En España se registraron cambios de presión atmosférica sin precedentes tras la erupción del volcán de Tonga

Los cambios de presión generados por el estallido también provocaron oscilaciones de 20 centímetros en el nivel del Mediterráneo

Imagen 3d del volcán submarino en Tonga.
Imagen 3d del volcán submarino en Tonga.

El sábado 15 de enero, hacia las ocho de la tarde, los barómetros que la Agencia Estatal de Meteorología (AEMET) tiene instalados por toda España comenzaron a registrar vaivenes extraños que se intensificaron hacia la medianoche del 15 al 16. En Pontevedra, en Alicante o en San Fernando (Cádiz) se midieron subidas y bajadas de presión de tres milibares y en Fuerteventura la oscilación llegó a los siete. “Si veo eso y no tengo una explicación, pensaría que es un error o que el observador le ha dado un golpe”, afirma Cayetano Torres, portavoz de la AEMET. La explicación a esas oscilaciones se encontraba en la erupción de un volcán, horas antes, a más de 17.000 kilómetros de distancia.

Una onda de presión, como la que se produce al rasgar las cuerdas de una guitarra y genera el sonido, pero infinitamente más potente, recorrió el planeta en todas las direcciones dejando su señal en los aparatos que registran los cambios de presión atmosférica.
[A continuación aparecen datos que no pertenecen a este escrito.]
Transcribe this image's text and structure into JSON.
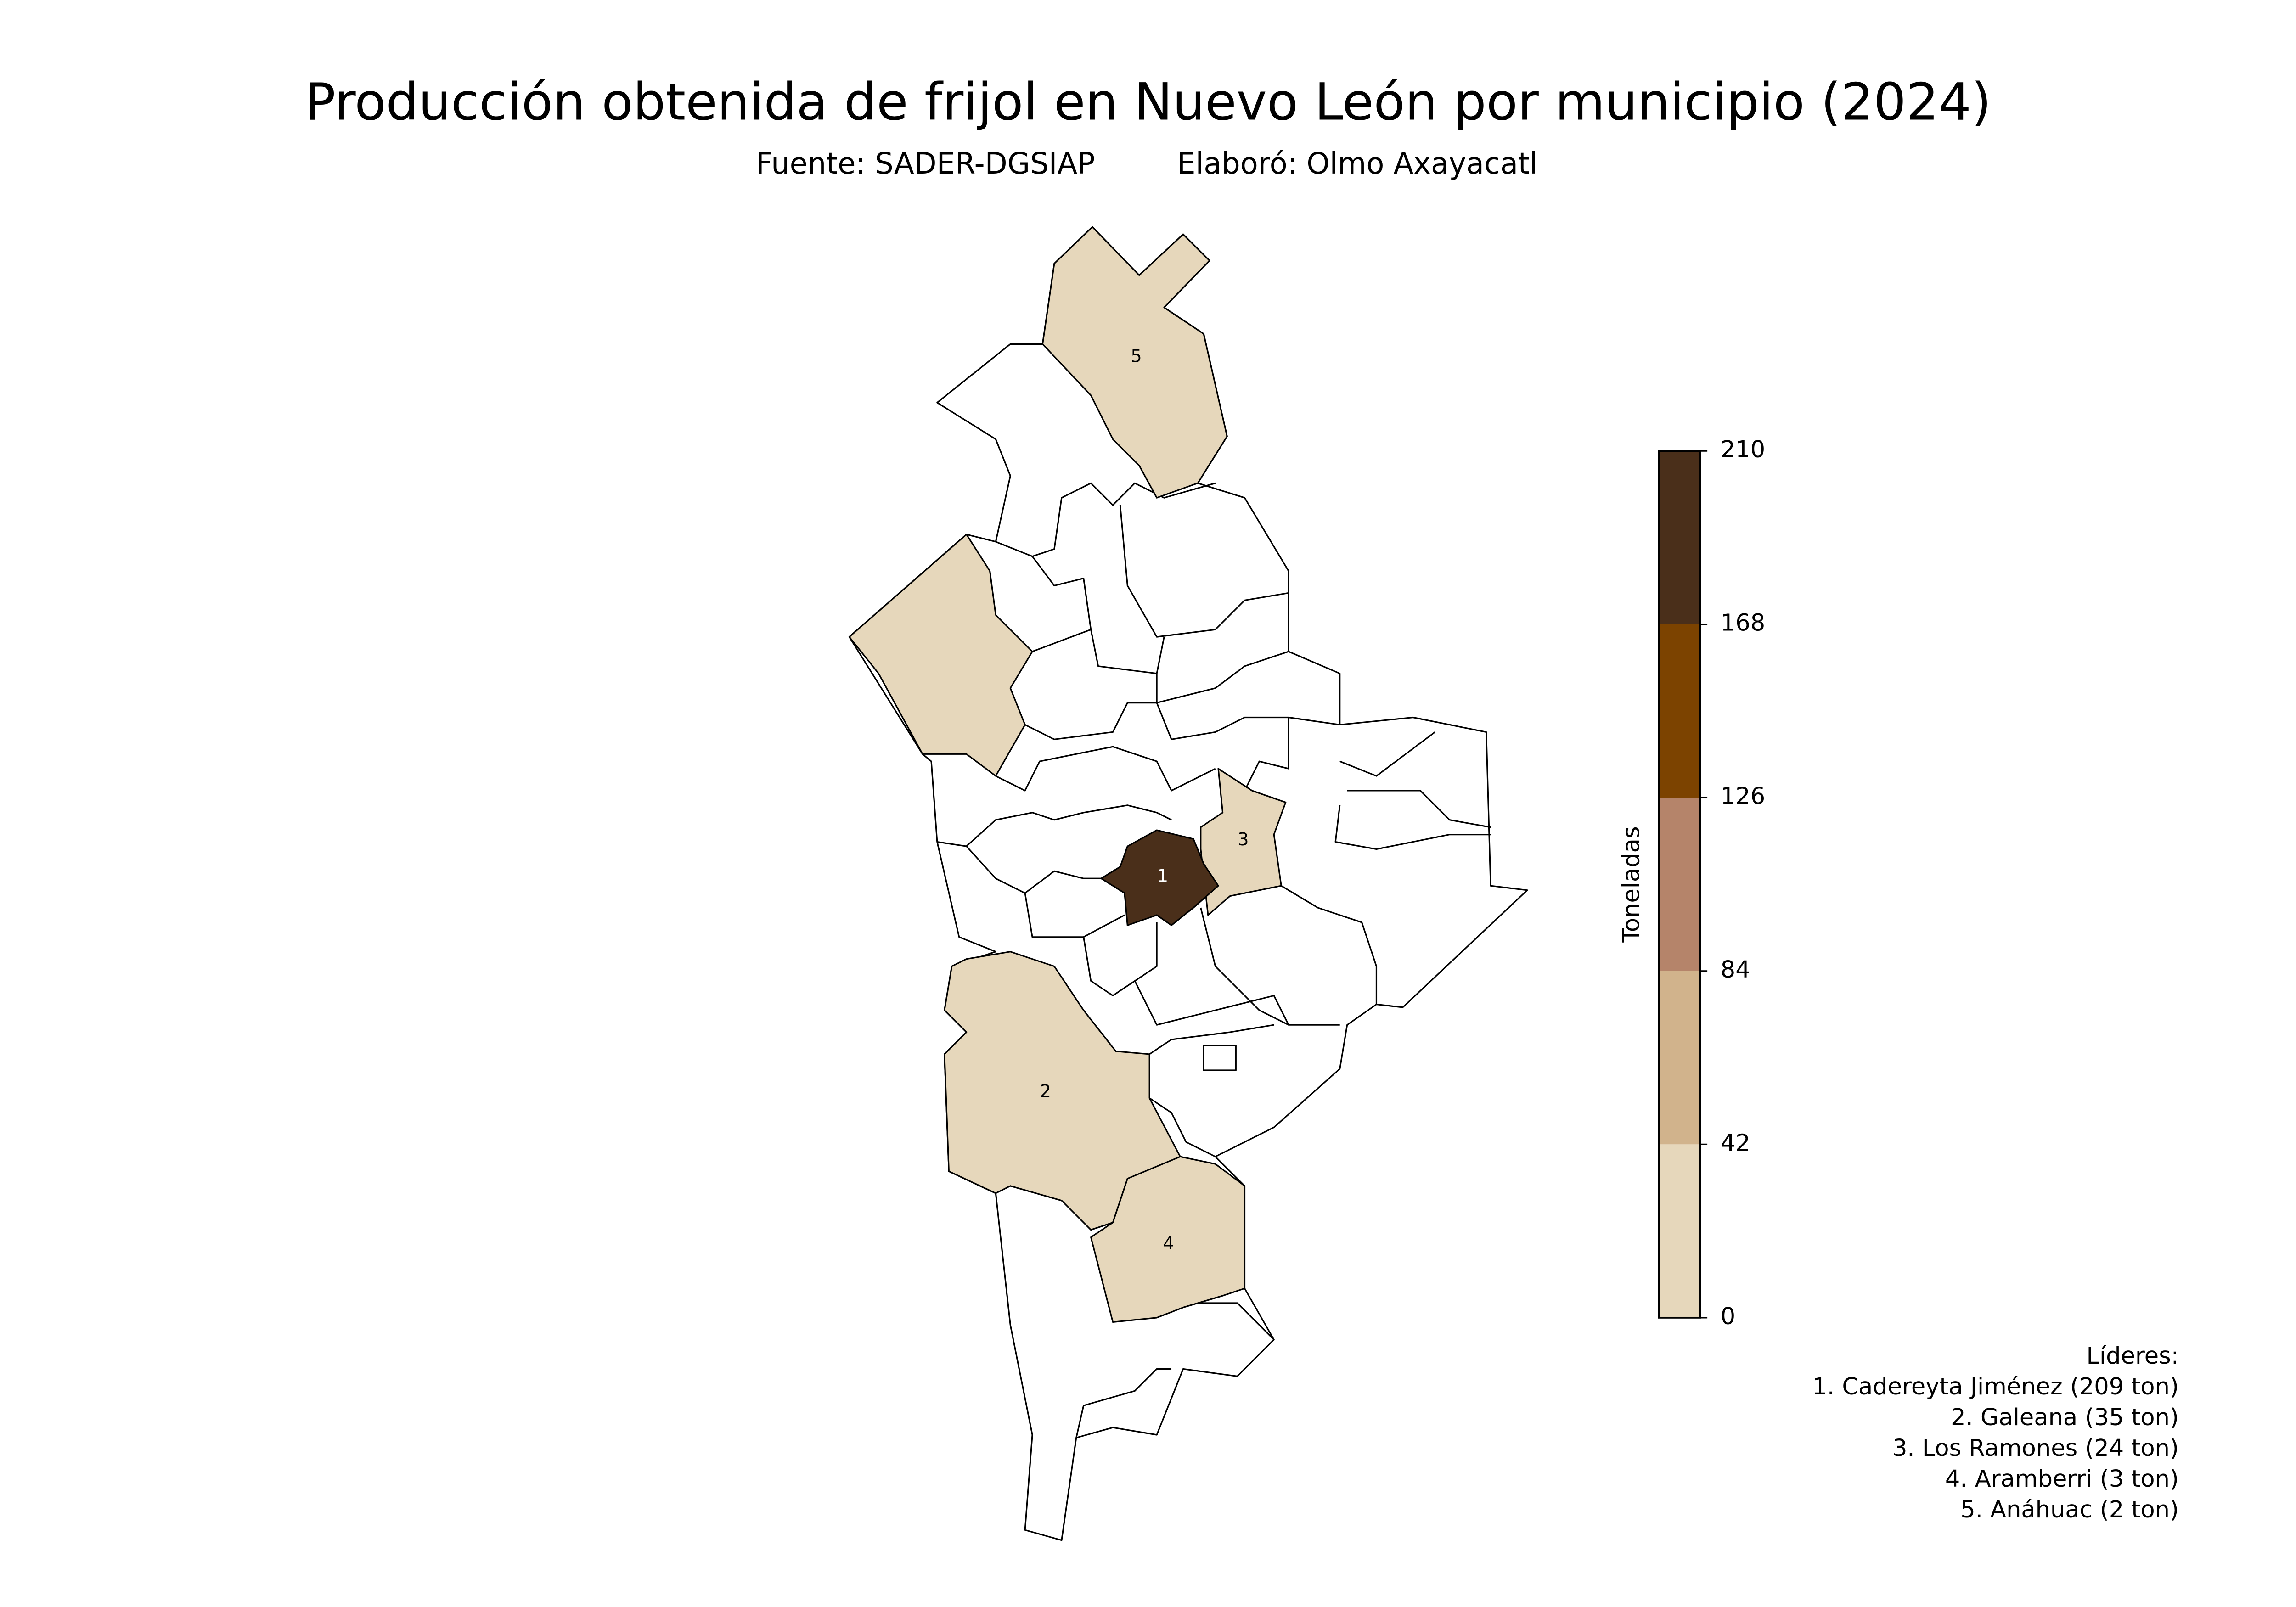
{
  "title": "Producción obtenida de frijol en Nuevo León por municipio (2024)",
  "source": "Fuente: SADER-DGSIAP",
  "author": "Elaboró: Olmo Axayacatl",
  "colorbar": {
    "label": "Toneladas",
    "bins": [
      0,
      42,
      84,
      126,
      168,
      210
    ],
    "colors": [
      "#e6d7bb",
      "#d1b38c",
      "#b5846a",
      "#7c4300",
      "#4a2f1a"
    ],
    "ticks": [
      0,
      42,
      84,
      126,
      168,
      210
    ]
  },
  "leaders_title": "Líderes:",
  "leaders": [
    {
      "map_label": "1",
      "label": "1. Cadereyta Jiménez (209 ton)",
      "value": 209
    },
    {
      "map_label": "2",
      "label": "2. Galeana (35 ton)",
      "value": 35
    },
    {
      "map_label": "3",
      "label": "3. Los Ramones (24 ton)",
      "value": 24
    },
    {
      "map_label": "4",
      "label": "4. Aramberri (3 ton)",
      "value": 3
    },
    {
      "map_label": "5",
      "label": "5. Anáhuac (2 ton)",
      "value": 2
    }
  ]
}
Cuando cambia el tiempo, entre las borrascas y los anticiclones, las variaciones “pueden alcanzar los 20 o 30 milibares”, según explica Torres, algo pequeño comparado con lo que se observó tras el estallido en Tonga, en lo que es la segunda mayor explosión de la que se tiene registro desde la del Pinatubo, en 1991. Sin embargo, dado su origen, este fenómeno es algo que no tiene precedentes. “Ha sido un fenómeno extraordinario que los meteorólogos no hemos visto en 30 años”, añade.

Pico de variación de presión atmosférica registrado en la estación de Fuerteventura tras la erupción de Tonga
Pico de variación de presión atmosférica registrado en la estación de Fuerteventura tras la erupción de TongaAEMET

Como el sonido que sale de la guitarra, a unos 1.000 kilómetros por hora, las ondas recorrieron la Tierra en pocas horas y quedaron registradas por los servicios meteorológicos de todo el mundo. En algunos puntos, como en Valencia o en Baleares, los mareógrafos de puertos del Estado detectaron una oscilación en el nivel del mar de 20 centímetros. A diferencia del tsunami que batió las costas más cercanas a la erupción, donde se vieron olas de algo más de metro y medio, el origen no fue la sacudida del subsuelo. En las costas españolas, “fueron las subidas y bajadas de presión las que ocasionaron esas oscilaciones en el nivel del mar”, apunta Torres. “Es como si la explosión tan brutal hubiese dado una sacudida en esa bañera grandísima que es el Mediterráneo que se quedó picado”, añade.

Desde la AEMET consideran lo sucedido el fin de semana algo completamente excepcional, aunque no vaya a tener repercusiones desde el punto de vista meteorológico. “Otra cosa son las partículas que pueda soltar el volcán, que si se produjesen en gran cantidad podrían producir un enfriamiento planetario. Pero en este caso, el enfriamiento producido por el volcán de Tonga será muy pequeño”, concluye el portavoz de la agencia meteorológica.